Newspaper, blog or website: The Philadelphia Inquirer
Date: Aug 16 2015

With her third novel, Chantel Acevedo, born in Miami, has achieved a rich and engrossing portrayal of life in her ancestral Cuba. Against a background of rich human interaction, horrific suffering frequently threatens any kind of normal living.

The year is 1963, during the devastating Hurricane Flora, and María Sirena, the octogenarian narrator, is one of seven women plucked from their homes to shelter on the top floor of a former governor's mansion. Much of the book is taken up with the stories she tells her companions - and herself - to keep boredom at bay.

When a writer gathers stories within the framework of a larger literary creation, the result is likely to favor either the individual stories or the overarching frame. The Distant Marvels takes a different tack. Almost all the stories here are told by the book's one central character. Going back to her childhood during Cuba's third and conclusive War of Independence, they form an essentially unified narrative evoking the growth of an individual who combines high intelligence, a degree of charm, and a clarity of moral vision that is salutary and refreshing.

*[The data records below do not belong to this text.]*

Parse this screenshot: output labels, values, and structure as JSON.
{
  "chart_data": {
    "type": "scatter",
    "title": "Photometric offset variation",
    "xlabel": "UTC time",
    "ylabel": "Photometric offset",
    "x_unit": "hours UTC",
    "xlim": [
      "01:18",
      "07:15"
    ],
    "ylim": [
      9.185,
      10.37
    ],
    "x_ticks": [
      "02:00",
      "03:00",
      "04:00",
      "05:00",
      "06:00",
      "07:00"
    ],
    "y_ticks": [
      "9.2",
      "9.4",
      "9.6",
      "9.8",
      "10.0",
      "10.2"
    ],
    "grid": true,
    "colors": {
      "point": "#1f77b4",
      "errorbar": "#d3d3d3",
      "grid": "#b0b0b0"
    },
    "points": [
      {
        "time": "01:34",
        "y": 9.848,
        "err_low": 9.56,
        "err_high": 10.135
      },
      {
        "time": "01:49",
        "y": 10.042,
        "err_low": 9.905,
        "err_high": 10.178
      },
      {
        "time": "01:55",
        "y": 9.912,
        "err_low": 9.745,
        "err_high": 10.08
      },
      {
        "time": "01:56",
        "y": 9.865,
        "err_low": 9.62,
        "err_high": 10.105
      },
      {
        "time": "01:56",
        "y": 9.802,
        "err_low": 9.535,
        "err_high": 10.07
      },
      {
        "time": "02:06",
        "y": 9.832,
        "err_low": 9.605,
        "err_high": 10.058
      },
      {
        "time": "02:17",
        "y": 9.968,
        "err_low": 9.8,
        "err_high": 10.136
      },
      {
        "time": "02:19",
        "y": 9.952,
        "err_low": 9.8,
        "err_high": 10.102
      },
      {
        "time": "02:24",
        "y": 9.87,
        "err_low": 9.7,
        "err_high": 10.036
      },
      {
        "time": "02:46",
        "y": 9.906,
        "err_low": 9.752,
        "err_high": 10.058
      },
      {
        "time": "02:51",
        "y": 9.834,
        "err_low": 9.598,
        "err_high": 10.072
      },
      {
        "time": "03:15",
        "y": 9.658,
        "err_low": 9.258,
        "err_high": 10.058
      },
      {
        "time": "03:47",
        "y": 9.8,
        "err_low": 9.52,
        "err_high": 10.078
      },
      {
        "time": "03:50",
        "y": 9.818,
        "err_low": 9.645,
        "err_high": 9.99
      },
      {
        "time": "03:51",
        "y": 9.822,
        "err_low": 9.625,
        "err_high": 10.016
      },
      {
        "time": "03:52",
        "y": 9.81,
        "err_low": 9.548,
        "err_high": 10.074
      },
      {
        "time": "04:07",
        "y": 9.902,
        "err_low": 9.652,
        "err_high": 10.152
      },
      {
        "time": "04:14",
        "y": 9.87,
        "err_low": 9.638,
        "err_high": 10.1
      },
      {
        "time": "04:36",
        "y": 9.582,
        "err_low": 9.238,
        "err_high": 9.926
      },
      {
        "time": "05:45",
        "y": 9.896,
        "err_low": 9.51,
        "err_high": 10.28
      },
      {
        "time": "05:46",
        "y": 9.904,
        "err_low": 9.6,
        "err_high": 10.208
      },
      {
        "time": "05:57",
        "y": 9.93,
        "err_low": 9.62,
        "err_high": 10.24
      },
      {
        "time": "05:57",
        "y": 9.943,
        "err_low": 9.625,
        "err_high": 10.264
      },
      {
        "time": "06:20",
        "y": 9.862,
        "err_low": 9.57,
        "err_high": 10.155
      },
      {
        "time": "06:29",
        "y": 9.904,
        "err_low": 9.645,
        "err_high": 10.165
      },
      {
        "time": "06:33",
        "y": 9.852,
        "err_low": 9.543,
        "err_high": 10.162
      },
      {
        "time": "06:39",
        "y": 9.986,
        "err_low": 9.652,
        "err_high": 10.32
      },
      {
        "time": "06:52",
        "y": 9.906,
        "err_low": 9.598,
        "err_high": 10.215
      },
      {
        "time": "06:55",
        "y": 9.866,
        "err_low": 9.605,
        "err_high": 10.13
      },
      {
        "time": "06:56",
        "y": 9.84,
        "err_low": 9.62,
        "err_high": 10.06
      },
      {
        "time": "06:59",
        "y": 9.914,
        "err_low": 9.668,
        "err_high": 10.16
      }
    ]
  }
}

María Sirena does not view life in simplistic, black-and-white terms. Even when denying responsibility for a family rift that destroyed a valued friendship, she still harbors sympathy for, or at least understanding of, the ex-friend who blames her.

She also possesses a beguiling vein of dry humor that illuminates her independent attitude regarding received ideas. One of the most memorable passages in the book explains why the "Song of Solomon" is María Sirena's favorite book in the bible: "There are no murders in it. No beheadings. No godly fury." Thus, with an economical 11 words, the author and her protagonist skewer, by implication, an entire genre of supposedly religious writing and thought.

At two points, a whiff of magical realism momentarily threatens, with the advent of a mermaid, to upset the applecart of true realism. But anyone who suffers, like me, from a certain resistance to that manner of expression need not worry: The danger passes quickly, and the virtues of the book amply outweigh any minor weaknesses.

Among those virtues, quite aside from the human perceptivity and warmth that distinguish The Distant Marvels, is a writing style of an elegance rarely encountered in contemporary fiction.